Sarà difficile trovare la formula giusta per invitarvi a Teatro Studio Uno e contemporaneamente cercare di non rovinarvi la visione di “Bunker” scrivendo troppe informazioni sulla trama. Piccolo consiglio: alzate il telefono, prenotate un biglietto e andate a guardare questo spettacolo. Io rimango qua a vostra disposizione per dopo. Se invece avete deciso di rifiutare l’occasione di vedere un’opera scritta e messa in scena in modo eccellente, o avete avuto la fortuna di farmi compagnia ieri alla prima, restate con me.
Siamo nell’Italia degli anni di piombo. L’autunno caldo è finito, è iniziata la nuova stagione dello stragismo nero. Due anarchici sono costretti a nascondersi per un errore che potrebbe costargli vita e libertà. La convivenza tuttavia è resa difficile dai loro caratteri opposti. Matteo Antonucci interpreta l’intellettuale della strana coppia, non crede nelle bombe ma nei volantini, viene etichettato come complottista per aver intuito la strategia della tensione. Probabilmente avrebbe preferito fare l’entomologo. Biagio Iacovelli viene dai quartieri popolari e sembra aver aderito alla causa più per sfogare istinti di pancia che per i suoi ideali. La sua lettura ideale è un Penthouse.
L’unico contatto con il mondo esterno è la femme fatale di Miriam Messina, che porta nel bunker viveri e notizie, con snervanti pause drammatiche che potrebbero portare alla follia il duo. È l’isolamento stesso che però spinge i protagonisti a perdere il senno: uno si rifugerà nella fede, l’altro cercherà di redigere un nuovo manifesto anarchico in stato di intorpidimento.
All’interno di un testo brillante e apparentemente leggero, che regala momenti di comicità pura, Roberto Nugnes dimostra ancora una volta di saper costruire personaggi che funzionano su più livelli.
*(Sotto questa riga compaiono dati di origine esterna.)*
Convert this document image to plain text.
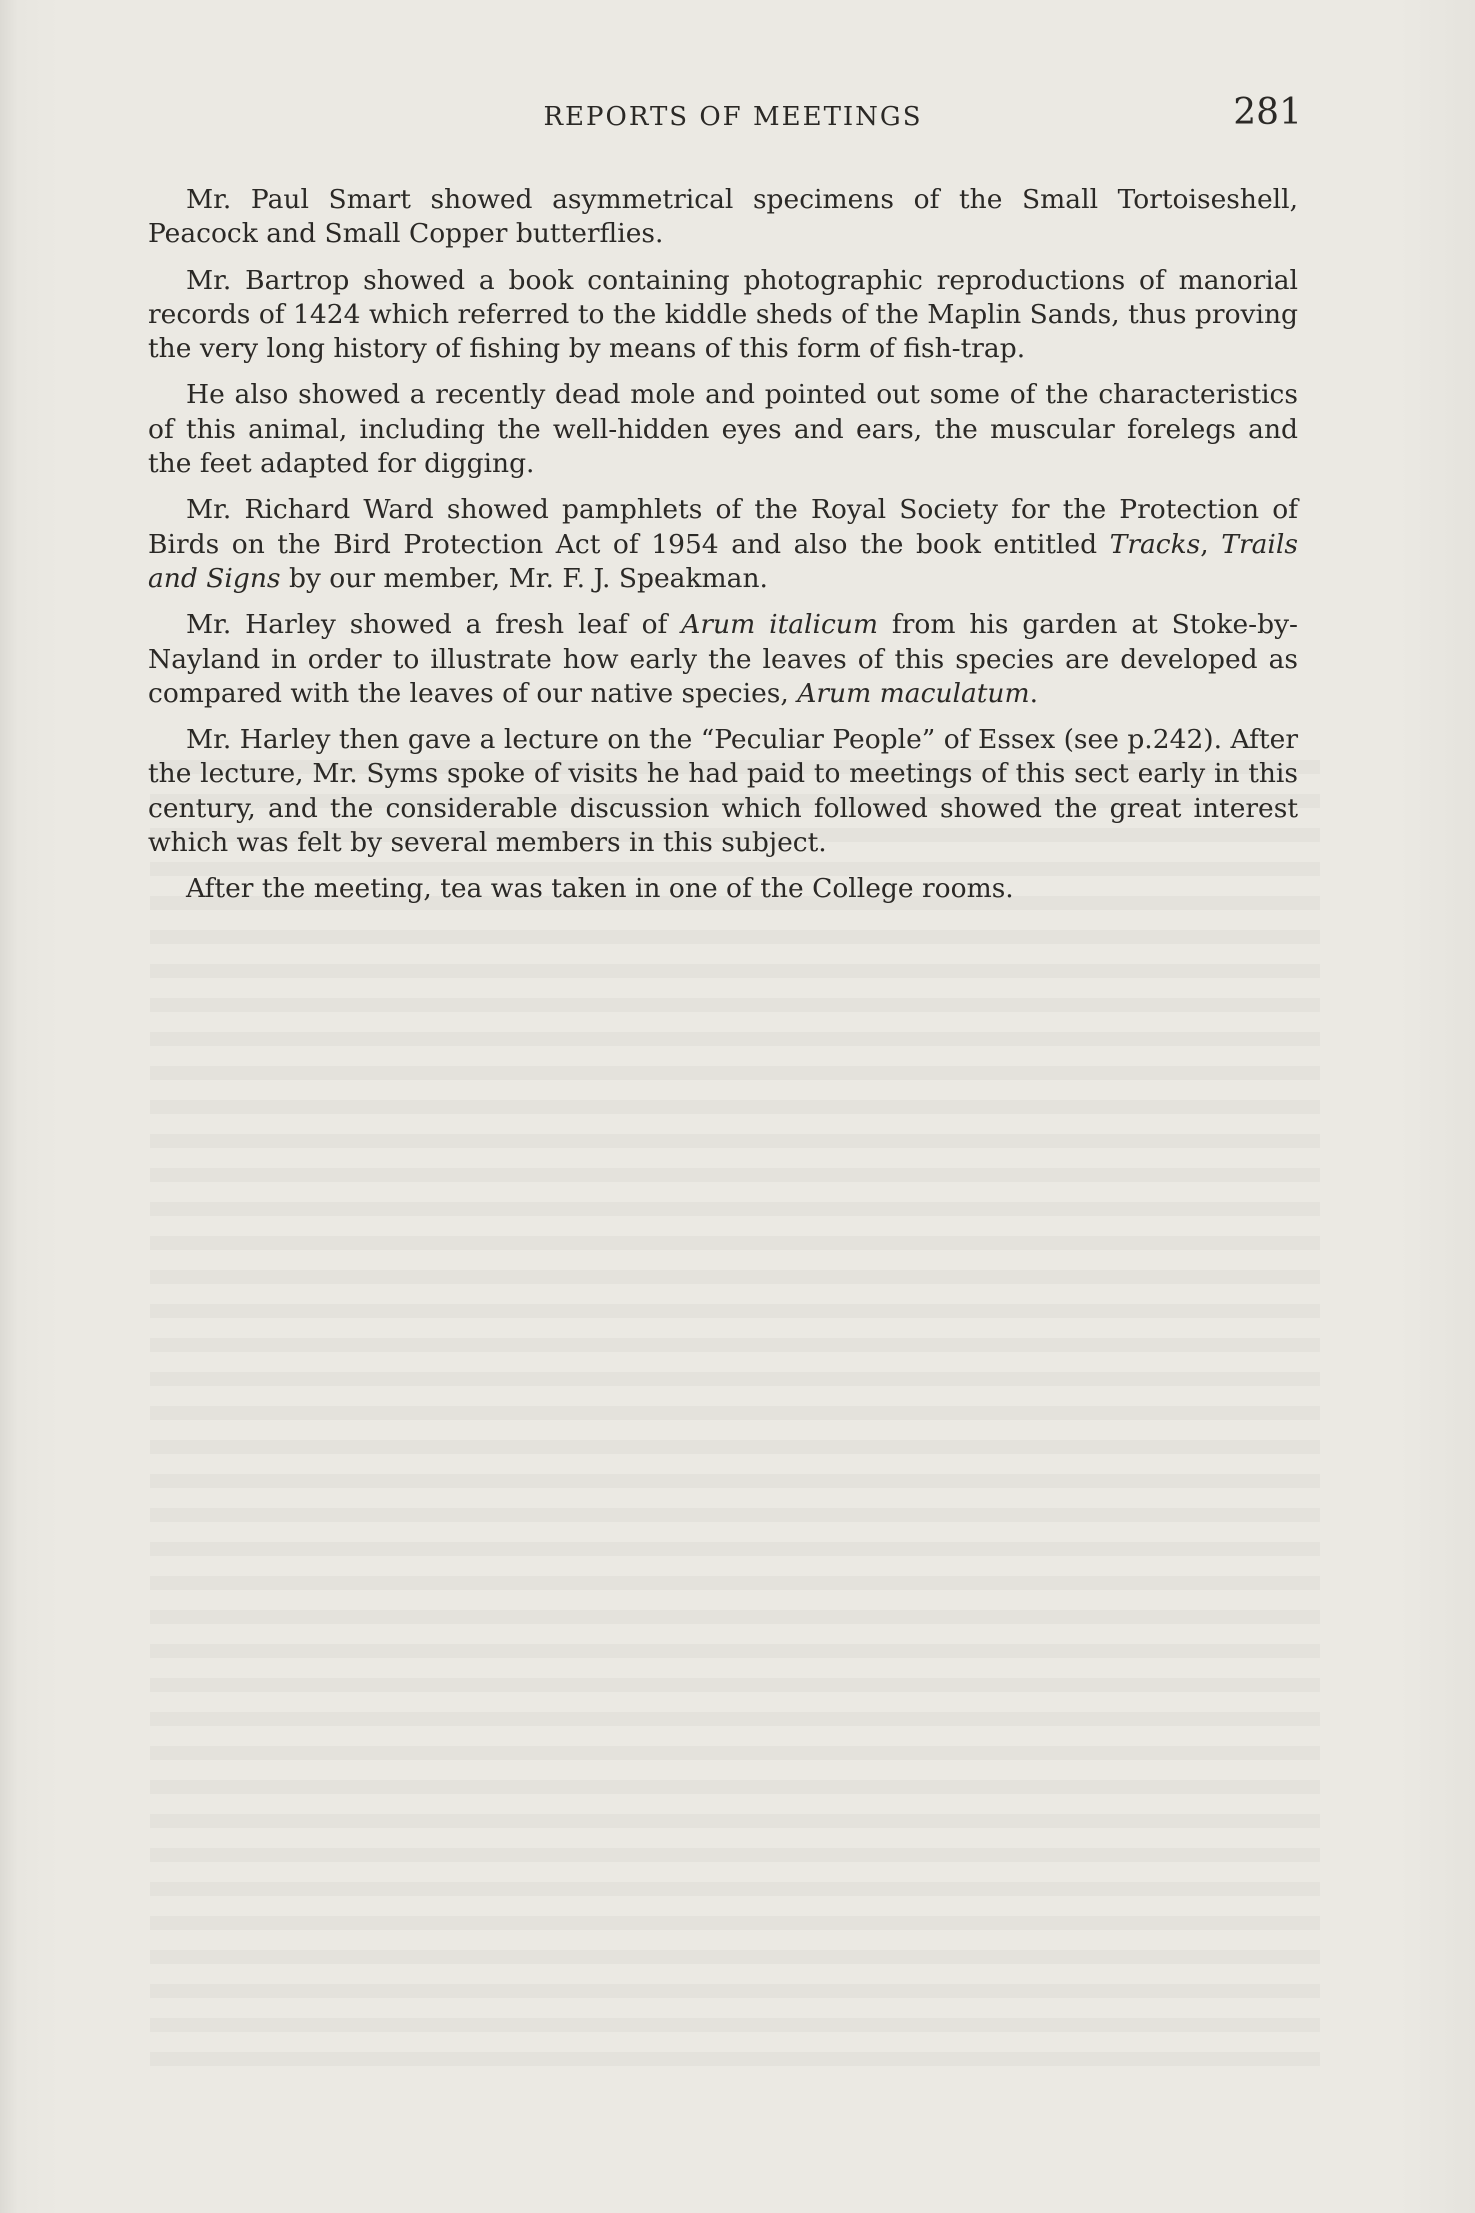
REPORTS OF MEETINGS	281

Mr. Paul Smart showed asymmetrical specimens of the Small Tortoiseshell, Peacock and Small Copper butterflies.

Mr. Bartrop showed a book containing photographic reproductions of manorial records of 1424 which referred to the kiddle sheds of the Maplin Sands, thus proving the very long history of fishing by means of this form of fish-trap.

He also showed a recently dead mole and pointed out some of the characteristics of this animal, including the well-hidden eyes and ears, the muscular forelegs and the feet adapted for digging.

Mr. Richard Ward showed pamphlets of the Royal Society for the Protection of Birds on the Bird Protection Act of 1954 and also the book entitled Tracks, Trails and Signs by our member, Mr. F. J. Speakman.

Mr. Harley showed a fresh leaf of Arum italicum from his garden at Stoke-by-Nayland in order to illustrate how early the leaves of this species are developed as compared with the leaves of our native species, Arum maculatum.

Mr. Harley then gave a lecture on the “Peculiar People” of Essex (see p.242). After the lecture, Mr. Syms spoke of visits he had paid to meetings of this sect early in this century, and the considerable discussion which followed showed the great interest which was felt by several members in this subject.

After the meeting, tea was taken in one of the College rooms.
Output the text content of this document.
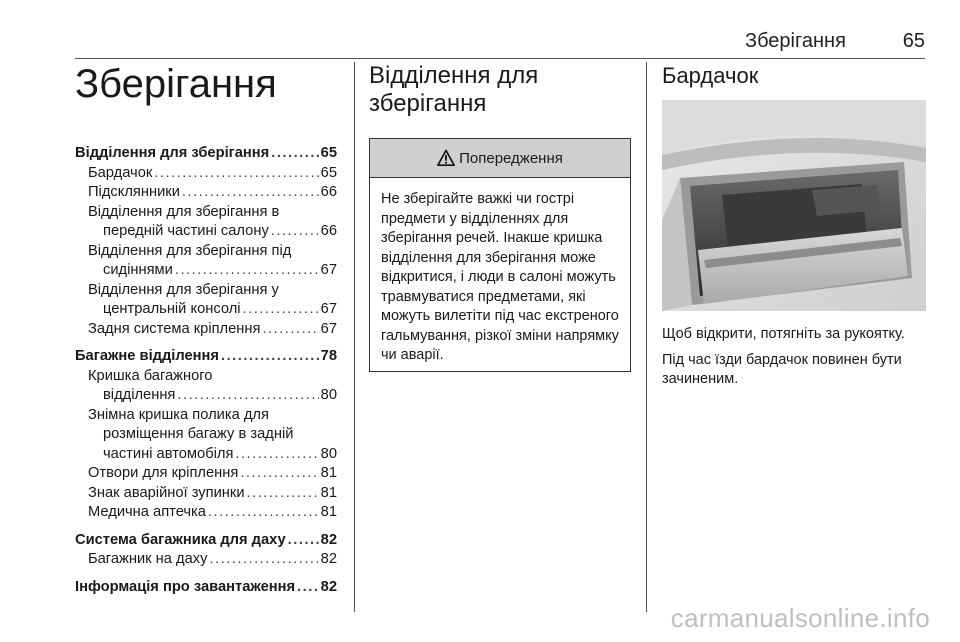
Зберігання	65
Зберігання
Відділення для зберігання .....	65
Бардачок .....	65
Підсклянники .....	66
Відділення для зберігання в
передній частині салону .....	66
Відділення для зберігання під
сидіннями .....	67
Відділення для зберігання у
центральній консолі .....	67
Задня система кріплення .....	67
Багажне відділення .....	78
Кришка багажного
відділення .....	80
Знімна кришка полика для
розміщення багажу в задній
частині автомобіля .....	80
Отвори для кріплення .....	81
Знак аварійної зупинки .....	81
Медична аптечка .....	81
Система багажника для даху ..... 82
Багажник на даху .....	82
Інформація про завантаження ..... 82
Відділення для
зберігання
Попередження
Не зберігайте важкі чи гострі предмети у відділеннях для зберігання речей. Інакше кришка відділення для зберігання може відкритися, і люди в салоні можуть травмуватися предметами, які можуть вилетіти під час екстреного гальмування, різкої зміни напрямку чи аварії.
Бардачок

Щоб відкрити, потягніть за рукоятку.

Під час їзди бардачок повинен бути зачиненим.

carmanualsonline.info
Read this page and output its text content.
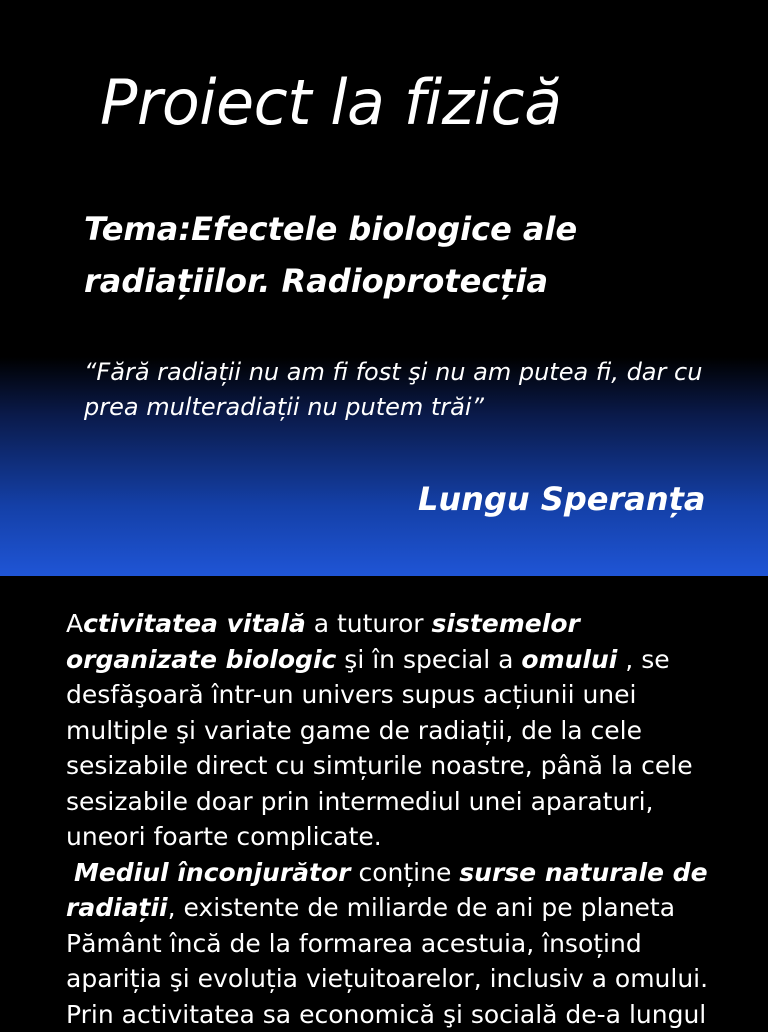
Proiect la fizică
Tema:Efectele biologice ale
radiațiilor. Radioprotecția
“Fără radiații nu am fi fost şi nu am putea fi, dar cu
prea multeradiații nu putem trăi”
Lungu Speranța

Activitatea vitală a tuturor sistemelor organizate biologic şi în special a omului , se desfăşoară într-un univers supus acțiunii unei multiple şi variate game de radiații, de la cele sesizabile direct cu simțurile noastre, până la cele sesizabile doar prin intermediul unei aparaturi, uneori foarte complicate.
Mediul înconjurător conține surse naturale de radiații, existente de miliarde de ani pe planeta Pământ încă de la formarea acestuia, însoțind apariția şi evoluția viețuitoarelor, inclusiv a omului. Prin activitatea sa economică şi socială de-a lungul
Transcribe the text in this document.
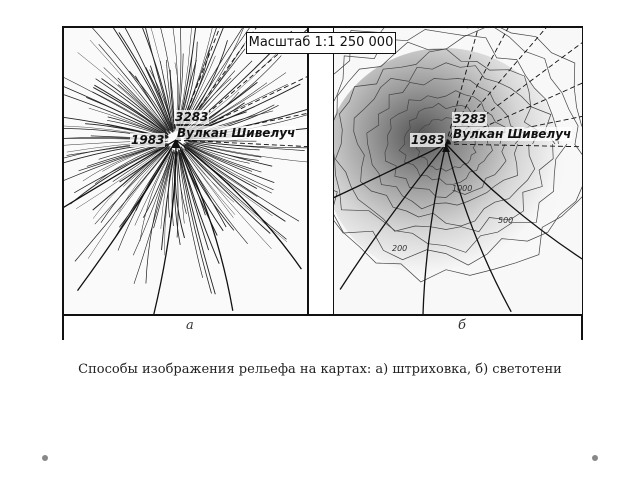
Масштаб 1:1 250 000
3283
1983 Вулкан Шивелуч
3283
1983 Вулкан Шивелуч
1000
200
500
а	б
Способы изображения рельефа на картах: а) штриховка, б) светотени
Da una parte troviamo una perfetta sintesi di un periodo storico complesso, dall’altra un’incisiva critica rivolta al presente. I Cani Sciolti hanno trasformato la Sala Specchi in un ambiente vivo e coinvolgente, e gli elementi di teatro immersivo hanno reso l’esperienza positivamente cinematografica.
Le idee di Luca Pastore hanno arricchito un testo solido con giochi di luce e ritmi serrati. Evitando cliché e facile moralismo, il regista ha saputo spingersi oltre ogni limite, dove altri avrebbero facilmente fallito. Oltre alle risate e alle riflessioni, una scena in particolare ha dimostrato il saper-fare della compagnia, che, sotto una direzione sempre attenta, ha regalato una scena particolarmente disturbante al pubblico. Non voglio e non posso svelarvi di più, ma posso dirvi che sono stati pochi minuti particolarmente intensi e difficili, e le facce scioccate degli astanti (compreso il sottoscritto) sono state la conferma dell’ottima riuscita dell’istante.
La grande forza del cast è stata quella di far diventare punti di forza anche sbavature e imprecisioni, e la grande capacità di improvvisazione ha coperto ogni (piccolo) errore. Dovendo trovare dei difetti a ogni costo, ammetto di non aver amato la colonna sonora eccessivamente didascalica. Nonostante la necessità di contestualizzare la narrazione, forse si sarebbe potuto optare per soluzioni meno esplicite. Vedere spettacoli eccellenti mi fa avere fiducia nel genere umano, ma mi toglie il divertimento di borbottare su queste pagine, credetemi se vi dico che sto davvero cercando un inesistente pelo nell’uovo. Non perdetevi “Bunker”.